Why 'Grey's Anatomy' Just Overtly Tackled Unconscious Bias

Showrunner Krista Vernoff and episode writer Zoanne Clack talk with THR about the powerful hour.
Courtesy of ABC
"Grey's Anatomy"

[This story contains spoilers from the "Personal Jesus" episode of ABC's Grey's Anatomy.]

ABC's Grey's Anatomy continues to use its platform for social change.

While wrapping up its domestic violence storyline — and a week after changing the portrayal of trans characters on TV — the veteran medical drama used Thursday's episode to explore unconscious bias when a black 12-year-old boy named Eric is shot by police.

As it turns out, the youngster was attempting to break into his home after forgetting his keys. While reaching for his cell phone, police shoot the kid in the neck — thinking he was a black kid in a wealthy neighborhood who had a gun.

"It became very clear to me as I'm raising my 4-year-old black son that he will have different experiences in life no matter how much I'm in an upper-socioeconomic part of society. No matter what school he's in or who his friends are, he's still going to be seen as black boy and black man and that will alter his experience from other social groups," episode writer Zoanne Clack tells The Hollywood Reporter.

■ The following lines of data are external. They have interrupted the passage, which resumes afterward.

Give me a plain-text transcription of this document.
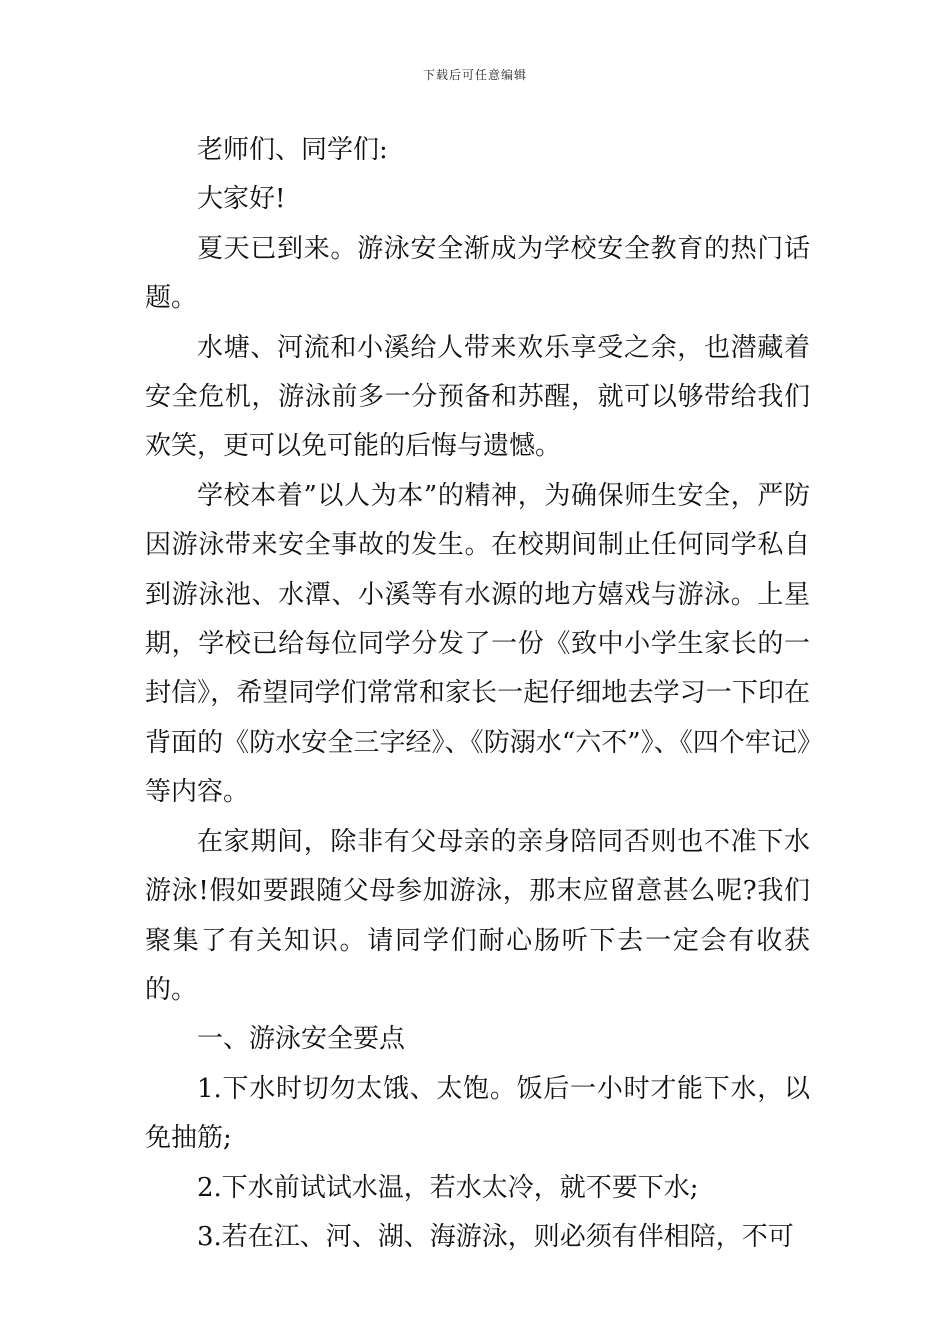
下载后可任意编辑

老师们、同学们:

大家好!

夏天已到来。游泳安全渐成为学校安全教育的热门话题。

水塘、河流和小溪给人带来欢乐享受之余，也潜藏着安全危机，游泳前多一分预备和苏醒，就可以够带给我们欢笑，更可以免可能的后悔与遗憾。

学校本着”以人为本”的精神，为确保师生安全，严防因游泳带来安全事故的发生。在校期间制止任何同学私自到游泳池、水潭、小溪等有水源的地方嬉戏与游泳。上星期，学校已给每位同学分发了一份《致中小学生家长的一封信》，希望同学们常常和家长一起仔细地去学习一下印在背面的《防水安全三字经》、《防溺水“六不”》、《四个牢记》等内容。

在家期间，除非有父母亲的亲身陪同否则也不准下水游泳!假如要跟随父母参加游泳，那末应留意甚么呢?我们聚集了有关知识。请同学们耐心肠听下去一定会有收获的。

一、游泳安全要点

1.下水时切勿太饿、太饱。饭后一小时才能下水，以免抽筋;

2.下水前试试水温，若水太冷，就不要下水;

3.若在江、河、湖、海游泳，则必须有伴相陪，不可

Clack, a former ER doctor who started on Grey's as a writer on the show's second episode (ever), saw the episode as an opportunity to explore the conversation she has with her son when they pass police on the road — and do so overtly, a change from how the veteran Shonda Rhimes-produced drama has explored the subject in the past.

"On Grey's, we've been portraying other-than-white groups in a very good light and trying to change the basic attitude of unconscious bias. But to go in there and talk about it in such a straightforward fashion was a brilliant opportunity," she says.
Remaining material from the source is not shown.